Journeys: Like Siberia

The Polar Vortex revealed the grit of Minnesotans


PHOTO BY THOM HOLMES ON UNSPLASH

The Polar Vortex greeted me as I drove from northeast Indiana to Minneapolis. Slushy snow flung onto my windshield throughout my 12-hour trip as my 16-year-old Civic struggled to defrost. I can relate to my car. I handle the snow, but I can’t keep up with the locals. Y’all are crazy.

I felt tough trudging through the snow my first week. When I got into work, I’d say, “That wasn’t so bad.” Then I fell down the icy exterior stairwell and began my descent into hating the cold.
I observe the locals, how they gracefully tap snow off boots as they climb onto the bus. When I attempted it, I bruised my ankle. Maybe I shouldn’t try to fit in.

Downtown Minneapolis is a whole new world. Somehow the city orchestrates sidewalk sweepers, plows, and trucks to remove the snow. I called my mom to tell her about the dump trucks of snow. I wonder where they take it.

The skyway was a foreign concept to me. Bless the skyway. I get lost and wander with my eyes fixated on the map on my phone. It amazes me that I can shop, fill my prescriptions, and workout through a maze of hallways. Without the skyway, I wouldn’t survive.

I live in an Airbnb in the northeast, and I’m amazed at my neighbors. They shovel snow expediently, and somehow their roofs are intact after pounds of snow sit atop them. The maintenance overwhelms me.

I tried to shovel snow away from my car, but I only had an ice scraper. Shin-deep in snow, I crouched and scraped around the tires. I inched out of the snowy driveway. I ended up stuck, my fabric coat soaked. Neighbors came to help, bringing a shovel and pushing my car to safety. It was a huge favor to me, but they were relaxed. No biggie.

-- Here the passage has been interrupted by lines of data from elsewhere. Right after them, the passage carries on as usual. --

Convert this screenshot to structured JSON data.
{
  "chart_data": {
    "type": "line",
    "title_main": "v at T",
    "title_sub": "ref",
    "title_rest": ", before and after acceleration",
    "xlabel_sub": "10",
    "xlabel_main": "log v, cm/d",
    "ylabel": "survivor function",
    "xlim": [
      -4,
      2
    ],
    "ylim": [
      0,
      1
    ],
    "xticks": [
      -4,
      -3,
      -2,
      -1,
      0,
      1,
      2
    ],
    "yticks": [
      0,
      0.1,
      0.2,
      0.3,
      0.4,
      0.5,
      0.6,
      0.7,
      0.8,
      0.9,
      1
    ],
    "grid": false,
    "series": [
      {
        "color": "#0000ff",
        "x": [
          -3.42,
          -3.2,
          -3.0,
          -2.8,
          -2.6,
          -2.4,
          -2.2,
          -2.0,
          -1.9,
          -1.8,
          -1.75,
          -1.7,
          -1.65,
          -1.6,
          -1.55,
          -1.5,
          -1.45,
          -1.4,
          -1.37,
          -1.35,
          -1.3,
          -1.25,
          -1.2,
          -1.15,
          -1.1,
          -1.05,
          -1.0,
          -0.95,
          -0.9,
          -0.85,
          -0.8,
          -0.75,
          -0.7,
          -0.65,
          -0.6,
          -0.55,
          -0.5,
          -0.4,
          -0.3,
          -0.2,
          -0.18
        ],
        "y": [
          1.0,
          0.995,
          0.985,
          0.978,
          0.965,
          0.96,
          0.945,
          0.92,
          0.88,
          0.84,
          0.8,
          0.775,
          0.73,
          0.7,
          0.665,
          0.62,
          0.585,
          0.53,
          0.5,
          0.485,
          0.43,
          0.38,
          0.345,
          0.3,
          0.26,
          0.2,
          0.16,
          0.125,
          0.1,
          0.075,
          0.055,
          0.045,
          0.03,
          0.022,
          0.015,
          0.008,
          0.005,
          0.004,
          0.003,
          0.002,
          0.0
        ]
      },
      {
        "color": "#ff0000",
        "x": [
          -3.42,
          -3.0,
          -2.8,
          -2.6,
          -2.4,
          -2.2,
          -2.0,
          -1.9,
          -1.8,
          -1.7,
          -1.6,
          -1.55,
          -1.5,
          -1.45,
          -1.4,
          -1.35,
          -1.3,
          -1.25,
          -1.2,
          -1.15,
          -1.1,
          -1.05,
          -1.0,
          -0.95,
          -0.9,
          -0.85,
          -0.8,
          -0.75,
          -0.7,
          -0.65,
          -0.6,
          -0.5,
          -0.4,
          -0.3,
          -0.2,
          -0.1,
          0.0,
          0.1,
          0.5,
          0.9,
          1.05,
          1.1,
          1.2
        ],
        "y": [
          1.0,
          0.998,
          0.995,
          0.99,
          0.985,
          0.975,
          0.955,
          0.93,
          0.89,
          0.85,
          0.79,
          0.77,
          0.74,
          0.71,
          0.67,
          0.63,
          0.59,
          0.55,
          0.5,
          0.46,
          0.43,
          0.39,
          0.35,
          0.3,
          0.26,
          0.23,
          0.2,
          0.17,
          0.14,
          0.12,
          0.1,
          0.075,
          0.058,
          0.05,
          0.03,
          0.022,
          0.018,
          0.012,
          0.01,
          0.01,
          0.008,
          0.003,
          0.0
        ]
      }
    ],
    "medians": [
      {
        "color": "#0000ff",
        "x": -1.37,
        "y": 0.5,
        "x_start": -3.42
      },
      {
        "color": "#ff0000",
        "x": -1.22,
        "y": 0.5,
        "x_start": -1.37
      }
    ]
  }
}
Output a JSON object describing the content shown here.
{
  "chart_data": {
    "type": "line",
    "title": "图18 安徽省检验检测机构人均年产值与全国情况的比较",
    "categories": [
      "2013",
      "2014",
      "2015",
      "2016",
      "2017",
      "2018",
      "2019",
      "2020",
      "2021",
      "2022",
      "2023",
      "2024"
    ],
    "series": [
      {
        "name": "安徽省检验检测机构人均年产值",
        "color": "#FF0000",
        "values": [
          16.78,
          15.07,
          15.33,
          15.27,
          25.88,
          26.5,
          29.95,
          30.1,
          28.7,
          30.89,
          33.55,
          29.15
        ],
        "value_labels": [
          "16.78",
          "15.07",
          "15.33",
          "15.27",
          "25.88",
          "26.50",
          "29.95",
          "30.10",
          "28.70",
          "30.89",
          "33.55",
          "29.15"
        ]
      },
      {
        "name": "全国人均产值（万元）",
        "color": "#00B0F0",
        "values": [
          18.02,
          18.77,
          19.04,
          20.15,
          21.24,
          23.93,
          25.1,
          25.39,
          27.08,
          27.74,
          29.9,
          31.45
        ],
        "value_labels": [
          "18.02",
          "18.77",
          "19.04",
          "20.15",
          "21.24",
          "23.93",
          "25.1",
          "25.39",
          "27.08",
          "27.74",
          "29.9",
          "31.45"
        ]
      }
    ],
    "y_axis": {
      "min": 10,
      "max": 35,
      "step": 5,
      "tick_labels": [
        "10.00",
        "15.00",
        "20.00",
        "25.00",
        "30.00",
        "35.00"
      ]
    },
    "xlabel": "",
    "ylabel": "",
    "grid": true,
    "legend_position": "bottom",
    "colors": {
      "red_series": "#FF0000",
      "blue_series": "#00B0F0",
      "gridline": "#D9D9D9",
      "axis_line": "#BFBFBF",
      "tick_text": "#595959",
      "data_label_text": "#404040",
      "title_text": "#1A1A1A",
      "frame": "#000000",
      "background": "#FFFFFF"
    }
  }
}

Minnesotans are a different breed, highly adapted to extreme winters. The Polar Vortex did coax a few struggles out of the locals. The usually silent crowd waiting for the bus got a bit chatty. Packed into a Nordstrom Rack vestibule, we talked about the weather. Everyone was struggling, making me feel a part of a community in a foreign city.